A questão da Amazônia é acompanhada de perto pelo mundo, e a credibilidade do governo é muito baixa. O Brasil está entre os 10 maiores emissores de carbono historicamente, fundamentalmente por causa da Amazônia. Carlos Minc, deputado estadual do PSB e ex-ministro do Meio Ambiente, acha que o governo Bolsonaro chega completamente desacreditado em Glasgow, por suas práticas e destruição ambiental. Desativou o Fundo Amazonia e o Fundo Clima, criado por ele em 2018. O da Amazônia ainda tem à disposição R$ 3 bilhões, paralisados. Minc acusa o ex-ministro Ricardo Salles de ter desviado o objetivo do fundo para indenizar proprietários de terras em áreas protegidas.
“No nosso período, reduzimos o desmatamento em 50% graças ao trabalho de três órgãos institucionais - Ibama, CBRio e Inpe, que foram desmontados e desmoralizados pelo governo atual”. A última pedalada do governo foi recalcular a base das emissões de carbono de 2005, para permitir que o Brasil emita mais 300 milhões de toneladas de carbono equivalente até 2030. A reunião de Paris decidiu que os países não poderiam recuar de seus compromissos, e o Brasil recalculou para mais.
Já Margulis, que trabalhou no Banco Mundial por 22 anos tratando do meio-ambiente em diversos países, entende que se não houver mudança, com a penalização dos países que não cumprirem as metas definidas por eles mesmo na reunião de Paris, “não deve se esperar grandes coisas”.

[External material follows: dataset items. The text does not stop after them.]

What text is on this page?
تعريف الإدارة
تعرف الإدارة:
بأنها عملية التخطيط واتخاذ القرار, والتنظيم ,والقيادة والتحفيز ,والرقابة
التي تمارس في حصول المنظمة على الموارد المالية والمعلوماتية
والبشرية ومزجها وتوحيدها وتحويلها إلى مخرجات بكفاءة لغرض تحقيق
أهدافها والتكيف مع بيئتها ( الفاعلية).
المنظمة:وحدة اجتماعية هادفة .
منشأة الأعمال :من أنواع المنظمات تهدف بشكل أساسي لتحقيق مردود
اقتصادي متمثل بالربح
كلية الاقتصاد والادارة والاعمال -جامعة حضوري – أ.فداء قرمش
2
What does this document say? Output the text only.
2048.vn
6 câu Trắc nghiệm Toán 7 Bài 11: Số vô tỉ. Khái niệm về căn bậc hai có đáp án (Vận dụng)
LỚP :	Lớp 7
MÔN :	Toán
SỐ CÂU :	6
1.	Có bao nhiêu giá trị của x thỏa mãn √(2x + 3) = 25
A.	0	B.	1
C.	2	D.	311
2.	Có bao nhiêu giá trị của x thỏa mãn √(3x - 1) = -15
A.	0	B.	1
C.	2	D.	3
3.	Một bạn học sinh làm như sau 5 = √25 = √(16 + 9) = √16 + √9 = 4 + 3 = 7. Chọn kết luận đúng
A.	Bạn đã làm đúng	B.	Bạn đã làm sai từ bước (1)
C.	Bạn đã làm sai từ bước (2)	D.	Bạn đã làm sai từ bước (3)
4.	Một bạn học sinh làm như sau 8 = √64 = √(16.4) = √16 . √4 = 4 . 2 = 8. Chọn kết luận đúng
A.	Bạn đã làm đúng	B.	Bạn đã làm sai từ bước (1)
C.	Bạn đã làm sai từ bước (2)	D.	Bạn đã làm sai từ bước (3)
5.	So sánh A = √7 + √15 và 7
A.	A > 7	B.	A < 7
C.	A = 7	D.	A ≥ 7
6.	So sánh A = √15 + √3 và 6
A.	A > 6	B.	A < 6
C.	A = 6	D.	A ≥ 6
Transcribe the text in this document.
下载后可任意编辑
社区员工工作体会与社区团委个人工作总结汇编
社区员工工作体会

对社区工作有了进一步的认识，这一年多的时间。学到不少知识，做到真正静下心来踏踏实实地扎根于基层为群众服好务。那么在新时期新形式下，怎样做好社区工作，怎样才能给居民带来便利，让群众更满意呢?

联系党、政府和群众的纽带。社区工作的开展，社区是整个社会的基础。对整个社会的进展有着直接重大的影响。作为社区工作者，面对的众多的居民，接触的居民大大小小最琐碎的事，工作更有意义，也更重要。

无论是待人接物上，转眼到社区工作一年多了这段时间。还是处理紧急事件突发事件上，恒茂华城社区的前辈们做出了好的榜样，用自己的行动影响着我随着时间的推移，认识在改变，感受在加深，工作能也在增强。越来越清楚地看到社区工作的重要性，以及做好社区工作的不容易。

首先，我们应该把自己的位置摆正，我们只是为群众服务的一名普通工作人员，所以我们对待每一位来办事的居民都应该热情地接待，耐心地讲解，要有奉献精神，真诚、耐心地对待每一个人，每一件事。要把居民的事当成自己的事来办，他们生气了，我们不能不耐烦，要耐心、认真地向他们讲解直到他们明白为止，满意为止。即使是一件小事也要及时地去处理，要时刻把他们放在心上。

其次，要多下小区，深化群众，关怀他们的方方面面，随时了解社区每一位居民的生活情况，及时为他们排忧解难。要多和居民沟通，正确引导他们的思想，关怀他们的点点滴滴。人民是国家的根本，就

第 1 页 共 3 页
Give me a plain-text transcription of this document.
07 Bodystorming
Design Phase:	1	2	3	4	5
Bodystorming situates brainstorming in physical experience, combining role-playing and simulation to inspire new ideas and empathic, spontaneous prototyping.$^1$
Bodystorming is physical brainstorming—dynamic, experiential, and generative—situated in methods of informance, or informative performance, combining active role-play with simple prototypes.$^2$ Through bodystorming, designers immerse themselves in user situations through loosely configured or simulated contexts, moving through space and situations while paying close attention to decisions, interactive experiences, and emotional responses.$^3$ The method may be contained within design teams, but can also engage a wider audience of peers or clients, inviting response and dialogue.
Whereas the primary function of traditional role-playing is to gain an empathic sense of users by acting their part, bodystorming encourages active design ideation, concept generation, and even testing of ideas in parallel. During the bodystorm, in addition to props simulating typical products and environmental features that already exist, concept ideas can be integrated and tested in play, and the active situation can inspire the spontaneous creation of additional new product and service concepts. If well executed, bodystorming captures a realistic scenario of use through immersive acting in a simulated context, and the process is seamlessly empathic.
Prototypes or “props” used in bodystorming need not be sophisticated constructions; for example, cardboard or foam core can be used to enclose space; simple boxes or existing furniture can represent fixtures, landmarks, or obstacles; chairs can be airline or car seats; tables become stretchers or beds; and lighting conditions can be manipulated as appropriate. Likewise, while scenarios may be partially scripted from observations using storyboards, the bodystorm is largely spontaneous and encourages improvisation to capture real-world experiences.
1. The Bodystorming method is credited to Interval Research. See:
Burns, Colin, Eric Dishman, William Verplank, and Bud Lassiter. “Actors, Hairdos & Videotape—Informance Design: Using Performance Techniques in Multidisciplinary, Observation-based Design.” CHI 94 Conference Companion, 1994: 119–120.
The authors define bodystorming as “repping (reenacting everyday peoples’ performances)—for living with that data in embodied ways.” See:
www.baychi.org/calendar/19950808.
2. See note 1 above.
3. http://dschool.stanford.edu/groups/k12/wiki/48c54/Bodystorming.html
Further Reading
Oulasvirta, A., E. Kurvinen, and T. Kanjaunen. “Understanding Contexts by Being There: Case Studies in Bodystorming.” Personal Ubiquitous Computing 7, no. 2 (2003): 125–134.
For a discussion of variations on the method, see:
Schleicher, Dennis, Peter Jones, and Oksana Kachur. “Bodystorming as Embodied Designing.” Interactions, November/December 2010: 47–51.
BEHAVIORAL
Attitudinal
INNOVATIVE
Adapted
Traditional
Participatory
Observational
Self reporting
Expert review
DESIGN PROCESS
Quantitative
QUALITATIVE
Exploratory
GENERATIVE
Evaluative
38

O mais importante que poderia acontecer, segundo ele, seria os mercados de carbono serem regulados, unificando os critérios para os países e para as empresas que querem reduzir a emissão de carbono, por imagem, por qualquer outra razão. O Brasil teve protagonismo, sim, fomos o primeiro país em desenvolvimento a ter metas de redução das emissões de carbono, em 2009. Antes, já fora aclamado nas diversas convenções que se realizaram sobre o clima e a biodiversidade, tendo um papel de relevo com ministros em governos diversos, do PSDB, do PT e do MDB. Bolsonaro anunciou na Cúpula do Clima do presidente americano Joe Biden que iria duplicar os recursos para o meio ambiente e fiscalização ambiental. Dois dias depois, o orçamento foi cortado em 40%, o desmatamento aumentou 30%.